The SNSF professorship is dedicated to exploring the construction of the exotic in the Age of Enlightenment. How was foreign material culture introduced to Switzerland and France in the 17th and 18th centuries and integrated into local collections, interiors and the applied arts? The research project also investigates artistic practices of exoticisation, such as the imitation of non-Western techniques and iconographies in lacquer, porcelain and textiles. The aim is to analyse how Switzerland was placed within an international network of commerce, arts and sciences. Of particular interest is how the emergence of the disciplines of anthropology and ethnology in French-speaking Switzerland came about and are evidenced by certain collections and publications. An exhibition on the subject is planned (Palais de Rumine, Lausanne, 2020). The teaching program examines the role of art in cross-cultural exchanges across different artistic and political contexts. Critical thinking strategies and the application of historical, methodological and theoretical knowledge provide a basis for the study of the material culture of the Enlightenment era
1. The Exotic? Integration, Exhibition, and Imitation of Non-Western Material Culture in Europe (1600-1800)

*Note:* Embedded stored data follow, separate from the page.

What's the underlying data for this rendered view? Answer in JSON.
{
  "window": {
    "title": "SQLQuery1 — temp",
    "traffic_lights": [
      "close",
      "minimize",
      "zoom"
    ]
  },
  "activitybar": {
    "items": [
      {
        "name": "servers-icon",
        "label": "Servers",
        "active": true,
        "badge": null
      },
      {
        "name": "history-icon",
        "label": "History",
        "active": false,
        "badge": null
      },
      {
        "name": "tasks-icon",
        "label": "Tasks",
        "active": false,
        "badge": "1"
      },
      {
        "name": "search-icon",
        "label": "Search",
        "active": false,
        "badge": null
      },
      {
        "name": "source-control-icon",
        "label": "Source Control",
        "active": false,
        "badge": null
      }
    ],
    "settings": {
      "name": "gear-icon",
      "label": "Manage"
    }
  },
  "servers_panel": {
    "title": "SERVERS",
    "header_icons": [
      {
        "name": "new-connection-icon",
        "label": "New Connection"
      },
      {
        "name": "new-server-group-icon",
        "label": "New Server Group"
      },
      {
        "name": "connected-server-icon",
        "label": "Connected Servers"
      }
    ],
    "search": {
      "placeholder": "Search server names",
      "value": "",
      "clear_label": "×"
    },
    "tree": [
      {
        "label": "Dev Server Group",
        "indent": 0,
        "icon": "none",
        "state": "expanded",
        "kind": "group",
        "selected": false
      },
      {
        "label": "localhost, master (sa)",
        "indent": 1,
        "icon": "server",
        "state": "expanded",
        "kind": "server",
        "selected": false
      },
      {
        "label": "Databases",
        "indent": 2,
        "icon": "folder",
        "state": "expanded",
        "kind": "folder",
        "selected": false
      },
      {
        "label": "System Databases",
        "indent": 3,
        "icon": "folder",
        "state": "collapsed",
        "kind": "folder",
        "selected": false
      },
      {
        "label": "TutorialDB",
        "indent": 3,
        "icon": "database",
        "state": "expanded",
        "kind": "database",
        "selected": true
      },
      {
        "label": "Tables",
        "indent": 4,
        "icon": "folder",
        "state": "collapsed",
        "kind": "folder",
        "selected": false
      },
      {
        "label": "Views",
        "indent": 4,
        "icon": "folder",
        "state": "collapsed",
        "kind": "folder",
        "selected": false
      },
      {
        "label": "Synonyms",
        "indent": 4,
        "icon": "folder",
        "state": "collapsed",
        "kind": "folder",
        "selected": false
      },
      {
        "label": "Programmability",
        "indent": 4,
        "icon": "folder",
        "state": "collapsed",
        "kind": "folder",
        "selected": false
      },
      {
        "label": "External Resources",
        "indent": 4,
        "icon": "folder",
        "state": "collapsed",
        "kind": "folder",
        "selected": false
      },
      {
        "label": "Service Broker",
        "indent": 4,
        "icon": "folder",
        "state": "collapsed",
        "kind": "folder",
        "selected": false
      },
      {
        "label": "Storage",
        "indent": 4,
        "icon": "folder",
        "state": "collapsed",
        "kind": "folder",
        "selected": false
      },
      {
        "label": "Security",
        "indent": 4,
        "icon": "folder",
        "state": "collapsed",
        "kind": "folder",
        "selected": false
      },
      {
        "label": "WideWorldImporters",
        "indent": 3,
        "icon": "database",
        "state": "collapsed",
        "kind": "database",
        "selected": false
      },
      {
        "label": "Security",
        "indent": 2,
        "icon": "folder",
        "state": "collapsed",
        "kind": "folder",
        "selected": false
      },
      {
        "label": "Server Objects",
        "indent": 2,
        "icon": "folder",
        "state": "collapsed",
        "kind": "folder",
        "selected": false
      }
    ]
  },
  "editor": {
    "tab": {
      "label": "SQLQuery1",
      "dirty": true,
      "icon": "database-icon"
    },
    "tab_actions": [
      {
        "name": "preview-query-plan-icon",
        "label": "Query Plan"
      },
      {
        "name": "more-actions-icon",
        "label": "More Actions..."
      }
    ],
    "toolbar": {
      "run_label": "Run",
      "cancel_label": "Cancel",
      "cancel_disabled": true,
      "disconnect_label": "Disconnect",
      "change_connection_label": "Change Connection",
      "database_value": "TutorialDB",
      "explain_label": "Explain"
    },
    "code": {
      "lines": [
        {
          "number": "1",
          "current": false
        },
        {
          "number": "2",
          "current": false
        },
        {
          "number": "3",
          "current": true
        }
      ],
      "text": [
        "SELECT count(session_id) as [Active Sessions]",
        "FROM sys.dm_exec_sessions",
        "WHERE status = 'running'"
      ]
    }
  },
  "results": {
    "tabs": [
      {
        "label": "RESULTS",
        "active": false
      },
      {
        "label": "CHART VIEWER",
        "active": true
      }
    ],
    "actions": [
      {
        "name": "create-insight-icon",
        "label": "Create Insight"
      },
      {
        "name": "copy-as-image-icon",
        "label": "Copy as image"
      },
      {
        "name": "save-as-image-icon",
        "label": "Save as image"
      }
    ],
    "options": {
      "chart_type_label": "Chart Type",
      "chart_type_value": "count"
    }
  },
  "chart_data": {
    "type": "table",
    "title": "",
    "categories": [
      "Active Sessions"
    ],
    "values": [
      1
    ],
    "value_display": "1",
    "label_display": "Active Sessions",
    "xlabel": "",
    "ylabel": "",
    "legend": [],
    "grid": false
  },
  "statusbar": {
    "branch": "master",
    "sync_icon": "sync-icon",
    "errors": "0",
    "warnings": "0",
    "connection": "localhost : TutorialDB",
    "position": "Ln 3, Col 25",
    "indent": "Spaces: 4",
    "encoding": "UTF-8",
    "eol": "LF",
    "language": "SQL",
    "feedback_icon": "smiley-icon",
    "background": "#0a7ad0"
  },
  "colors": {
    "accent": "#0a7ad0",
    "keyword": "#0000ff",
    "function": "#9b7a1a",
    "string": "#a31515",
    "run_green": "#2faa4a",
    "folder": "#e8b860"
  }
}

This research project explores how, during the 17th and 18th centuries, foreign material culture was introduced into France and Switzerland and integrated into European interiors and decorative arts. Scholars have emphasized this era’s emerging taste for the exotic in order to explain the unprecedented craze for lacquer, porcelain and textiles that imitated non-Western techniques and iconography. Others refer to Edward Said’s concept of Orientalism in order to politicize such interest in Asia, India and the Americas. What constituted the exotic during the age of Enlightenment? How was the place of foreign material culture negotiated, at various scales and in various contexts? And how did it impact European identities? This project intends to move from questions about the nature of exoticism to explore exoticism in practice. The physical relocation of material fragments in European interiors and objects will be at its core.

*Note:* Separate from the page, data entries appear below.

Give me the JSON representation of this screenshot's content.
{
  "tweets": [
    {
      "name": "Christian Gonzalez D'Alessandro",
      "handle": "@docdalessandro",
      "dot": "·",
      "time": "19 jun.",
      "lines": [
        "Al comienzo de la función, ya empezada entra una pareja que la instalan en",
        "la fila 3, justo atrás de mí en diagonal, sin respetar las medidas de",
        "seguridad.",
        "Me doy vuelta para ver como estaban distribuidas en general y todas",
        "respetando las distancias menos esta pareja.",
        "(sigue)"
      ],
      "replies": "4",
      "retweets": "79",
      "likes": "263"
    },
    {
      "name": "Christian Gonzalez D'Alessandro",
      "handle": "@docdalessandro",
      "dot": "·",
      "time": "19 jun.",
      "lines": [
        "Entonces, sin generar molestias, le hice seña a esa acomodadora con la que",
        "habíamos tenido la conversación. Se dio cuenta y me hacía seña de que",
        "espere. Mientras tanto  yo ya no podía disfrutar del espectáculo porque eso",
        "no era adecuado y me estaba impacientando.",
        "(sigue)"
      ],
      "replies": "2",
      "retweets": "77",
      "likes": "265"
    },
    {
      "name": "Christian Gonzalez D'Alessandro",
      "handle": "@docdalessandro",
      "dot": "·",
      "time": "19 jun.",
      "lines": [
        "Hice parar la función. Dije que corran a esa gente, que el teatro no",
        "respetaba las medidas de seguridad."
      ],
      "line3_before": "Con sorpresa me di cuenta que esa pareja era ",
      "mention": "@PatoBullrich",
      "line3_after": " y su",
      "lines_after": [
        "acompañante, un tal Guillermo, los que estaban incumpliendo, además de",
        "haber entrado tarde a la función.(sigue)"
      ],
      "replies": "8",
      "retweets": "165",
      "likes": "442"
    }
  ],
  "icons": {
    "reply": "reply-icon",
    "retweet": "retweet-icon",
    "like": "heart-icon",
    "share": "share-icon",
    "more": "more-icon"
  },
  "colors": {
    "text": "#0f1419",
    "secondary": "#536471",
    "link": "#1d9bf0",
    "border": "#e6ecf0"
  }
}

See more on: http://theexotic.ch
2. The Art of Diorama (1400-2000)
Dioramas are at the crossroads of artistic and scientific practices. They bring together painters, sculptors, scientists, and collectors, thus providing an opportunity to reflect on the polyvalence of these actors and the nature of their expertise. The painter and scientist Louis Daguerre coined the term “diorama” in 1822 to describe his new illusionist theater in Paris. In addition to providing theatrical and visual experiences, dioramas are multidimensional installations that incorporate paintings, objects, stuffed animals or mannequins. Understood as composite and hybrid things, they share formal similarities with Italian Presepe (Nativity Scene), Renaissance sculpted groups, seventeenth- and eighteenth-century wax groups, or even contemporary installation art. Can art history be useful in studying these objects, and, conversely, can dioramas help shed light on neglected objects and ideas in the discipline? How might they enable us to rethink traditional concepts in the field, such as authorship, authenticity, and realism? This research project underscores the importance of dioramas as trans-historical, trans-cultural media.